I premi individuali sono, nella totalità dei casi analizzati, strutturati
secondo logiche di tipo Management by Objectives (MBO): a ciascun
dipendente vengono assegnati diversi obiettivi, ad ognuno dei quali è
11
correlata a una parte della componente variabile. In alcuni casi, il valore
dell'erogazione dipende non soltanto dalla performance individuale ma
anche dalla redditività dell'impresa nel suo complesso.
9.6 Conclusioni
Cercando di sintetizzare brevemente quanto è emerso nelle interviste
condotte per l'edizione di quest'anno del nostro Rapporto, possiamo
anzitutto rilevare come i processi di aggiustamento delle banche europee
non si siano per nulla interrotti: per un campione significativo di banche al
dettaglio – che nel 2003 presentava già un cost-income ratio del 53,2% si prevede infatti una ulteriore riduzione di quasi 8 punti percentuali entro il
2006.
Anche le banche italiane ridurranno l'incidenza delle due tipologie di
costo, ed in misura apprezzabile: nel complesso, tuttavia, il differenziale tra
banche italiane e banche non italiane al dettaglio passerà per il cost/income
dai 13 punti percentuali del 2002 ai 13,5 del 2006.

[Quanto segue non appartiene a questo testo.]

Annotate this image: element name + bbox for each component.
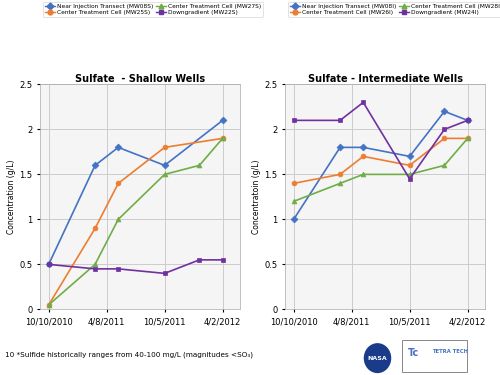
Text: TETRA TECH: TETRA TECH bbox=[432, 349, 468, 354]
Title: Sulfate  - Shallow Wells: Sulfate - Shallow Wells bbox=[75, 74, 205, 84]
FancyBboxPatch shape bbox=[402, 340, 468, 372]
Legend: Near Injection Transect (MW08S), Center Treatment Cell (MW25S), Center Treatment: Near Injection Transect (MW08S), Center … bbox=[43, 2, 263, 16]
Text: NASA: NASA bbox=[368, 356, 388, 361]
Ellipse shape bbox=[364, 343, 391, 373]
Text: Pilot Study Data - Sulfate: Pilot Study Data - Sulfate bbox=[6, 13, 244, 31]
Title: Sulfate - Intermediate Wells: Sulfate - Intermediate Wells bbox=[308, 74, 462, 84]
Legend: Near Injection Transect (MW08I), Center Treatment Cell (MW26I), Center Treatment: Near Injection Transect (MW08I), Center … bbox=[288, 2, 500, 16]
Text: Tc: Tc bbox=[408, 348, 420, 357]
Y-axis label: Concentration (g/L): Concentration (g/L) bbox=[8, 160, 16, 234]
Text: 10 *Sulfide historically ranges from 40-100 mg/L (magnitudes <SO₃): 10 *Sulfide historically ranges from 40-… bbox=[5, 351, 253, 358]
Y-axis label: Concentratoin (g/L): Concentratoin (g/L) bbox=[252, 160, 262, 234]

Nel complesso, il mantenimento di questo elevato divario non sembra
discendere da differenze significative nella tipologia delle strategie
organizzative e di riduzione dei costi poste in opera dalle banche italiane.
Queste appaiono non differenti da quelle delle banche europee anche se
l’intensità con cui esse vengono realizzate appare, in Italia, assai minore.